It's a sad philosophy,
but better sad than wrong.
Face the truth instead:
when you're dead you're dead,
when you're gone you're gone...
now she's gone.

Four pails of water and a bagfull of salts.

That is all she was, all my lover represented -
that sounds just as mad as saying she will never die.
Fools may clutch at straws
but truth must not be circumvented:
as the tree falls, so must that tree lie!

Now that sounds so odd...
once I would have preached it brightly.
Now questions appear I rationally can't ignore...
Nothingness or God,
Which of them seems more unlikely?

Once I would have answered clearly,
now I only think I'm nearly sure.

(Peter Hammill/Chris Smith)

Não sei porque, habitualmente, ninguém refere o que, segundo Nietzsche, terá conduzido Deus à morte. Tampouco importa, agora. O que é certo, o que parece ser certo, é que, onde Deus morreu, onde se crê ter morrido Deus, morreu também o Homem, mais não restando senão a mais inclemente das barbáries.

De qualquer modo, essa é a questão. A Grande Questão. Compreendê-lo, é o princípio, afinal, o que nos distingue dos restantes animais.

(As minhas desculpas aos autores anteriores por este comentário algo longo e abusivo depois de tão magnífico «post» e um não menos magnífico e pertinente comentário)

Marco Oliveira disse...

Deus... ou a ideia de Deus?

Gonçalo Magalhães Collaço disse...

Muito subtil, muito pertinente e muito filosófico comentário. Em rigor, filosoficamente... a ideia de Deus.
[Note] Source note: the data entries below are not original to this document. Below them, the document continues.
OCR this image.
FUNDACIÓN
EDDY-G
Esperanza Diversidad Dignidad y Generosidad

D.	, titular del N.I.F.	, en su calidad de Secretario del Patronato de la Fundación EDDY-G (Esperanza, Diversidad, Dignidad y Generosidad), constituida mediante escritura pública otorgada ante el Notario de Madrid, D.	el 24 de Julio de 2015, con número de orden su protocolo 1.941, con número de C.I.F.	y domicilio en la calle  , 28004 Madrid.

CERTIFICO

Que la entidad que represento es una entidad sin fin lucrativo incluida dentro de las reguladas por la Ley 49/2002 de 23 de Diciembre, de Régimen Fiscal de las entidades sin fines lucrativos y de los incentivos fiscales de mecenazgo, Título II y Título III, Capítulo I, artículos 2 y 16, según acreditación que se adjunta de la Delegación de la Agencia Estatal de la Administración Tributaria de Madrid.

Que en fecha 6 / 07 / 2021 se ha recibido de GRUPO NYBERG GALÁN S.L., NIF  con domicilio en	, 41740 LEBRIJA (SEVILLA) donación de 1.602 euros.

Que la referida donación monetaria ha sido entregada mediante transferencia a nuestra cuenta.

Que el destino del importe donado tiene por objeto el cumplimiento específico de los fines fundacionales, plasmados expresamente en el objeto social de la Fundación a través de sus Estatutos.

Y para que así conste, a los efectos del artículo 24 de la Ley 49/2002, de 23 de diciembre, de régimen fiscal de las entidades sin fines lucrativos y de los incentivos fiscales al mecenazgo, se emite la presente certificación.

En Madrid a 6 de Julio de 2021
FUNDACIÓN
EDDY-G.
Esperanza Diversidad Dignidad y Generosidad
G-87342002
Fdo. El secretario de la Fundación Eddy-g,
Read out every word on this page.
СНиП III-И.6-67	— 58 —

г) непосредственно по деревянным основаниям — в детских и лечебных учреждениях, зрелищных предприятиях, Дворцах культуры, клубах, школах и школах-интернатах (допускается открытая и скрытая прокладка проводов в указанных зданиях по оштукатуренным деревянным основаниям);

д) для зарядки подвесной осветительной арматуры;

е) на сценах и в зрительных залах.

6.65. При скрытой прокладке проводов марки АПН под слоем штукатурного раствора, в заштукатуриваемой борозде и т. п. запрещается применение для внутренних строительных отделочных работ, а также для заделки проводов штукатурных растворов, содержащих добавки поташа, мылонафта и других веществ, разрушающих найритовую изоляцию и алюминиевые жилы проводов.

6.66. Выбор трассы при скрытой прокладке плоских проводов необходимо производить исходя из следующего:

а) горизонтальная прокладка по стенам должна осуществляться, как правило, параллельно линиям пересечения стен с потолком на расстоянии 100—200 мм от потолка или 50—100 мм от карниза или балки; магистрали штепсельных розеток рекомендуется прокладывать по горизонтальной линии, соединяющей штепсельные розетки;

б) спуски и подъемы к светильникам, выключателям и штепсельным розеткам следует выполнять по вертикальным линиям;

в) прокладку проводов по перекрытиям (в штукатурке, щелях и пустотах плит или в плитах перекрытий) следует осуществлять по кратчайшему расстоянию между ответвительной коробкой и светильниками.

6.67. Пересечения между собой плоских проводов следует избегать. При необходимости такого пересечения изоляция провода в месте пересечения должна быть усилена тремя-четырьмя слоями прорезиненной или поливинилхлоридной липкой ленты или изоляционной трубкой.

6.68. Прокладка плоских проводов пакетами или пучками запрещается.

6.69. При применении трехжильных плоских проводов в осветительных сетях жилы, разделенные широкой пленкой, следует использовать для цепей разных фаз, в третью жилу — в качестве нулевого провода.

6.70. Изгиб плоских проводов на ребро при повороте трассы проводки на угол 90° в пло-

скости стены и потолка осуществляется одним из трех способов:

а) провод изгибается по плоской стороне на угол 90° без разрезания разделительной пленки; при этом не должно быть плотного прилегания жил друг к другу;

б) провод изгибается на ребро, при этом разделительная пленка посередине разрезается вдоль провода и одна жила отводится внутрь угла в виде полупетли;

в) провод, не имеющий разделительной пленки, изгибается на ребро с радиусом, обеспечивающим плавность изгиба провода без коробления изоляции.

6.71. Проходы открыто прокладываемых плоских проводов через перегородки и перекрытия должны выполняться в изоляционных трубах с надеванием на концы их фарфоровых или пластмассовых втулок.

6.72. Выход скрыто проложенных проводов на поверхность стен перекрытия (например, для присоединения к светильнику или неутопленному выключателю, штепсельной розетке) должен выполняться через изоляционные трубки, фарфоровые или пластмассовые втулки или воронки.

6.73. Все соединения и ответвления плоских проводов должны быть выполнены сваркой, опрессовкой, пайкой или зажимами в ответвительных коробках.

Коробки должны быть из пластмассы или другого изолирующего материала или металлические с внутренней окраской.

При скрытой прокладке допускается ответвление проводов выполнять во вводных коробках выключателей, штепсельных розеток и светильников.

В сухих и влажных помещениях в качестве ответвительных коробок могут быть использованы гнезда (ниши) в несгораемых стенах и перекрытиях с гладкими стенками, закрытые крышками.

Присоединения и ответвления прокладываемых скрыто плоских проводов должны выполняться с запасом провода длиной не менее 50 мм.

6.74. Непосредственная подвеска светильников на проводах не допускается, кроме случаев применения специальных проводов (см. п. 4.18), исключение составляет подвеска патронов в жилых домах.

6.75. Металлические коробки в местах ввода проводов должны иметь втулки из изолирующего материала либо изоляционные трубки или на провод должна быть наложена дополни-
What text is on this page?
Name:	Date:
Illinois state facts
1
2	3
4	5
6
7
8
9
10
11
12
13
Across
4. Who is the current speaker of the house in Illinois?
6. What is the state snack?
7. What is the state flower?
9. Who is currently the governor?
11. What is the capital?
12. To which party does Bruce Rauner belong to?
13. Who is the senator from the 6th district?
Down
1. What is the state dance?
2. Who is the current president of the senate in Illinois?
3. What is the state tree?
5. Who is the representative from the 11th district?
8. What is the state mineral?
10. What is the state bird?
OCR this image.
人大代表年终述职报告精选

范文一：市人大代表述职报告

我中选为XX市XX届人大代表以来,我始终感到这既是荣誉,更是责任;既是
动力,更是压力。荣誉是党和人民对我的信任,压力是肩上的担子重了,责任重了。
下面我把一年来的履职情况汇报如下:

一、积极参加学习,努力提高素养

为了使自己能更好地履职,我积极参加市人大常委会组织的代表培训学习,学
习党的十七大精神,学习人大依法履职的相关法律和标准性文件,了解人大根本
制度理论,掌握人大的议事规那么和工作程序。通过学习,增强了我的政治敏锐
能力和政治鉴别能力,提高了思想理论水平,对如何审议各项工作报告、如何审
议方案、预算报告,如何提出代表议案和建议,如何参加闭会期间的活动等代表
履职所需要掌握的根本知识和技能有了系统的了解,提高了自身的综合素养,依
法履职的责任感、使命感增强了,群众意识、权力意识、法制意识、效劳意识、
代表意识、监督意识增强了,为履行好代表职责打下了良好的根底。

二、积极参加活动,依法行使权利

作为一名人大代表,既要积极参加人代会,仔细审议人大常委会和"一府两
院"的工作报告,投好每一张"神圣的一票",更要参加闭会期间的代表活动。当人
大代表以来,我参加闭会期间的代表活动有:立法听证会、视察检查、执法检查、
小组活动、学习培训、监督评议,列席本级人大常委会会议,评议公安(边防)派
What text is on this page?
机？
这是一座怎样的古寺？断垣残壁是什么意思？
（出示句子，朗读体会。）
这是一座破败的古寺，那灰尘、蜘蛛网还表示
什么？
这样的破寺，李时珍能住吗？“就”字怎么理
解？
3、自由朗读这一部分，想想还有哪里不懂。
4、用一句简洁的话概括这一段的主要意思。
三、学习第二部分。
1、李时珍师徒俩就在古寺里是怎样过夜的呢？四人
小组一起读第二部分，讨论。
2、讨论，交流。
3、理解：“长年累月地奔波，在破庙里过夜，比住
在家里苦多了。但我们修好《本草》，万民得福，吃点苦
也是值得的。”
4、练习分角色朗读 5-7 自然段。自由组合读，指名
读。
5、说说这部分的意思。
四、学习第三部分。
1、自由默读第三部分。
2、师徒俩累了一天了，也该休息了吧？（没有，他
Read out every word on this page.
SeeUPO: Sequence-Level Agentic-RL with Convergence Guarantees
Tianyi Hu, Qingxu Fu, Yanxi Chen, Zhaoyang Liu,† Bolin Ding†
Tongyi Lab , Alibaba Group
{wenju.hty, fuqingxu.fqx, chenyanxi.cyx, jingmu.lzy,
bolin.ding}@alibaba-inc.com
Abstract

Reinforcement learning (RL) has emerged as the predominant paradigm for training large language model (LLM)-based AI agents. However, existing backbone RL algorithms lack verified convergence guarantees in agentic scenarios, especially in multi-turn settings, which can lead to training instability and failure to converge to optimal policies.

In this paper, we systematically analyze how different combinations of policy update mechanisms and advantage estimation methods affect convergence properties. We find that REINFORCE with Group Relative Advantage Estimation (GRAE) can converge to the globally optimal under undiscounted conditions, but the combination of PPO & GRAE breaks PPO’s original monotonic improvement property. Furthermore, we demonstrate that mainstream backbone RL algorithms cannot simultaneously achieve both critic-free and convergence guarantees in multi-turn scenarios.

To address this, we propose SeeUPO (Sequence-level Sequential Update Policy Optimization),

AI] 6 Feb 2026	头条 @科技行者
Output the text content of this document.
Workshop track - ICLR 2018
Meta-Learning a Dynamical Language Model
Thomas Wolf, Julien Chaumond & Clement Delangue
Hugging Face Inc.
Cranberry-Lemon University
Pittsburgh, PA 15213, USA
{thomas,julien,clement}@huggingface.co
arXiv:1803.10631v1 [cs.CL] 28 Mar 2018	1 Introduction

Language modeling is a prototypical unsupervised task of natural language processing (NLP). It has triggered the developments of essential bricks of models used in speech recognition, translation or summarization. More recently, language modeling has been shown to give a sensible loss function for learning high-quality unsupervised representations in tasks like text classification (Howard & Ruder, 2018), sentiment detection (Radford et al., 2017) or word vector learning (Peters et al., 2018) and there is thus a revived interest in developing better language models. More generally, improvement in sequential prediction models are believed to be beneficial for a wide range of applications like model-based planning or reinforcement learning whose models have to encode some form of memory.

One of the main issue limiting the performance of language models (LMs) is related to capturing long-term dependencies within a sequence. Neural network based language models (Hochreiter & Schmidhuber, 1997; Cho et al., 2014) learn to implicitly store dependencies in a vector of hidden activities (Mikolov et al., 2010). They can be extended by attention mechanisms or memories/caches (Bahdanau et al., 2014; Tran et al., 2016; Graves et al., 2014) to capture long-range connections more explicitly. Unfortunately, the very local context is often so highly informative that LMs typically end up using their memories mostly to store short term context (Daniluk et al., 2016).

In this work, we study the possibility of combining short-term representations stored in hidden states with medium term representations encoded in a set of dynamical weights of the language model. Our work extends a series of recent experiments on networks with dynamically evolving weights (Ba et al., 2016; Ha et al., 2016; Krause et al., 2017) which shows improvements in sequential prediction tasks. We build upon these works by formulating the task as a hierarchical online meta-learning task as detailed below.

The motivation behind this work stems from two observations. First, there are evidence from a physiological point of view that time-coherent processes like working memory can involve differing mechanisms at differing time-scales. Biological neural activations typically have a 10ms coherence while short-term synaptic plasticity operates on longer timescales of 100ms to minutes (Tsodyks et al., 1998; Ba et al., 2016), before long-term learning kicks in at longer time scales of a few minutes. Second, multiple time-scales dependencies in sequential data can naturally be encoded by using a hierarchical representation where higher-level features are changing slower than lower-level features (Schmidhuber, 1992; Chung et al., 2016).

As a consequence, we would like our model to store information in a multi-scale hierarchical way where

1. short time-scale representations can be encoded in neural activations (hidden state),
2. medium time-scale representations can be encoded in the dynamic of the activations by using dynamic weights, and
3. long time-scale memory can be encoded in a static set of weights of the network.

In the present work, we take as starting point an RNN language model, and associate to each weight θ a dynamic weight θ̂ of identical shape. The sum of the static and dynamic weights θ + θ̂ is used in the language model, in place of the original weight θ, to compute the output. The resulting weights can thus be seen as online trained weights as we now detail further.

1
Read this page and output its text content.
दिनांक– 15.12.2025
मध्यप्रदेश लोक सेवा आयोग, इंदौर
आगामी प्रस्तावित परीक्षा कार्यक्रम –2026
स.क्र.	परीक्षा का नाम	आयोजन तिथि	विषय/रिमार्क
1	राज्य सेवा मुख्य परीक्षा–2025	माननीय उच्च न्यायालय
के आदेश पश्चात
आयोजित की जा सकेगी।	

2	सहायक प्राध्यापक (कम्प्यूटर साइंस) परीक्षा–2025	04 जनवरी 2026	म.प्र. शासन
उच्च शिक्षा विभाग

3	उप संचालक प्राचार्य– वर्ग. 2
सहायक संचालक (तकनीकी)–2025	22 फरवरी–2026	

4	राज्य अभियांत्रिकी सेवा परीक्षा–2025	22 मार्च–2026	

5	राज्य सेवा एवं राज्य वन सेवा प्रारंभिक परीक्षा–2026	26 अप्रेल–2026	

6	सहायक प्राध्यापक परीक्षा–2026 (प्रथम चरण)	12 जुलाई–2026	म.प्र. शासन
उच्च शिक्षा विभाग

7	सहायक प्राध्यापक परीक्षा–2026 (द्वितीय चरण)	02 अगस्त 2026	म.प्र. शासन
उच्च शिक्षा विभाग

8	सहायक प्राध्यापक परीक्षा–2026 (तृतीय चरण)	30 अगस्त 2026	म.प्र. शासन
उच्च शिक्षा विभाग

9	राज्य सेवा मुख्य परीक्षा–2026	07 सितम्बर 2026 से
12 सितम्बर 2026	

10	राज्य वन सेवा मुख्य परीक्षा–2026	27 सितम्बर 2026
Mas, no caso de Nietzsche, não tenho tanta certeza.

Os meus agradecimentos pelo comentário.

Inez Dentinho disse...

Procuro as causas do anúncio da morte de Deus e as causas do Seu aparente regresso.
A ciência, a prosperidade, a técnica e as cidades arrumam Deus numa função que tende para x0.
O religioso fica confinado progressivamente a um horário, a um espaço, a um grupo.
A religião fideísta, ritualista, sacral e comunitária - tal como Durkheim a definiu - sente dificuldade em sobreviver como tal.
A secularização germina nas sociedades melhor sucedidas onde a ambição deixou de ser um pecado. O relativismo entranha-se e confirma a visão mais nítida da morte de Deus.
Porque teima Ele em renascer? Será o mesmo Deus? Ou Outro feito à imagem do homem que sobreviveu à morte de Deus? Marco questiona: falamos de Deus ou a imagem de Deus?
No registo da eficácia a que hoje somos mais chamados, a solidão, a dor e o desconhecimento do depois aconselham o abrigo da Fé. Tal como a exaltação da vida, a alegria e a esperança não encontram melhor eco do que a acção de Graças a Deus.
A vida acontece. Com as criaturas que supõem a existência do Criador. Por pura lógica, por pavor ou apenas porque amam.
Como um dia me disse um sábio pecador ordenado: «o importante é conhecer a cantiga. E cantá-la. Não tanto saber quem a escreveu».

Anónimo disse...

Manel e para quando o livrinho ????

Manuel S. Fonseca disse...

Ó anónimo, não se acanhe, diga o nome. Mas qual livrinho?

Anónimo disse...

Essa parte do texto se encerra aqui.